Indagini professionisti della salute riproduttiva: ginecologi, endocrinologi, andrologi, urologi, e personale ostetrico
Queste indagini sono state condotte con invito via email ai soci delle principali Società scientifiche e Federazioni di categoria, in ambito di salute riproduttiva, e hanno riscontrato una limitata adesione da parte dei professionisti. Hanno risposto al questionario: 376 ginecologi (11%), 113 endocrinologi (10%), 238 andrologi/urologi (23%) e 1.171 personale ostetrico (11%).
- Per quanto riguarda le conoscenze e la pratica clinica, in generale, i professionisti hanno buone conoscenze (3 professionisti su 4 hanno risposto correttamente alle domande nella maggioranza dei casi)
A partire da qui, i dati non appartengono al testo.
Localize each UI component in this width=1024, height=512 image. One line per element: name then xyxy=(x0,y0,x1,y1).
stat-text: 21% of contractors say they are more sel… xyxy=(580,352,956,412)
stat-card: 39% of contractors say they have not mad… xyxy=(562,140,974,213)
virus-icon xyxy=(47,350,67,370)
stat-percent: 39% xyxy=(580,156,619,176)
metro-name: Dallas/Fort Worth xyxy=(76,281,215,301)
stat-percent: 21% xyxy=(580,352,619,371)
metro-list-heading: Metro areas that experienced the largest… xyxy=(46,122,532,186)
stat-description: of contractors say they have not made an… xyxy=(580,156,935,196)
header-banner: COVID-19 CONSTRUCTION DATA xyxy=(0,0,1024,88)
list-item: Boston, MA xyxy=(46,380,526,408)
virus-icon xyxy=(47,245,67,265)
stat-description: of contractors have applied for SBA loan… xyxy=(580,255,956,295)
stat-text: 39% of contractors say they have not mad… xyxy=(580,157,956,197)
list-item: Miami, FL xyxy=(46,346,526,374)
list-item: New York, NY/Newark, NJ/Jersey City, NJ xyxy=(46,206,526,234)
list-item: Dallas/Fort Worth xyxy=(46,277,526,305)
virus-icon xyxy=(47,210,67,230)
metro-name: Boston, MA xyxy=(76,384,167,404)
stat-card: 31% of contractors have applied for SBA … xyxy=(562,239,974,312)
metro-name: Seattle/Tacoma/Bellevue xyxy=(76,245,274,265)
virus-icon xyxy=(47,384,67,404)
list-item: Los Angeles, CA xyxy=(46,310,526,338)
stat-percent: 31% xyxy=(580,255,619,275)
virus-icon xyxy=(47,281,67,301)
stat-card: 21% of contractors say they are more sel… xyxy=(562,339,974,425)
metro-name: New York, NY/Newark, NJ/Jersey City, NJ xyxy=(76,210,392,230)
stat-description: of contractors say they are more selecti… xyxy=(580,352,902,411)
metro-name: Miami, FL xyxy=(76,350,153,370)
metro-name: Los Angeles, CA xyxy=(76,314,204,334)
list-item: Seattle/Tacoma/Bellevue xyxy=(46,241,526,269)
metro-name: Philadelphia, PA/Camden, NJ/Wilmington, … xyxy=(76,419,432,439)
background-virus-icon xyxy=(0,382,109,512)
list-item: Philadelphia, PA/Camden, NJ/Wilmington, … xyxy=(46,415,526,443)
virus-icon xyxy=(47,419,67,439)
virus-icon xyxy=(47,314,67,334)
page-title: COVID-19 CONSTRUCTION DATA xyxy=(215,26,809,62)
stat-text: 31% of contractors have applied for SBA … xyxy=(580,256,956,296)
- Dalle risposte fornite tuttavia appaiono evidenti alcune aree su cui sarà necessario concentrare l’attività formativa:
- anche in questo caso non è chiaro per tutti che l’età, anche quella maschile, è una componente fondamentale della capacità riproduttiva e che bisogna insistere su questo tema con i/le pazienti/coppie, quando c’è il tempo per intervenire;
- è ancora non soddisfacente l’informazione erogata da parte degli operatori sui rischi delle patologie sessualmente trasmissibili, in particolare non se ne parla a sufficienza ai soggetti più esposti;
- ancora non tutti hanno chiara la necessità di effettuare la profilassi preconcezionale con acido folico e la tempistica con cui eseguirla;
- ancora si prescrivono ai maschi infertili terapie non del tutto appropriate in condizioni in cui le linee guida danno invece indicazioni chiare;
- anche nel campo della fertilità femminile persistono ancora, seppure minoritarie, pratiche chirurgiche non più appropriate;
- è generalizzato un infondato ottimismo sulle possibilità delle tecniche di Procreazione Medicalmente Assistita (PMA) di risolvere sempre i casi di infertilità. Persiste, inoltre, la tendenza a consigliare la PMA a pazienti in cui è evidentemente inutile, generando aspettative che procureranno frustrazione alle coppie.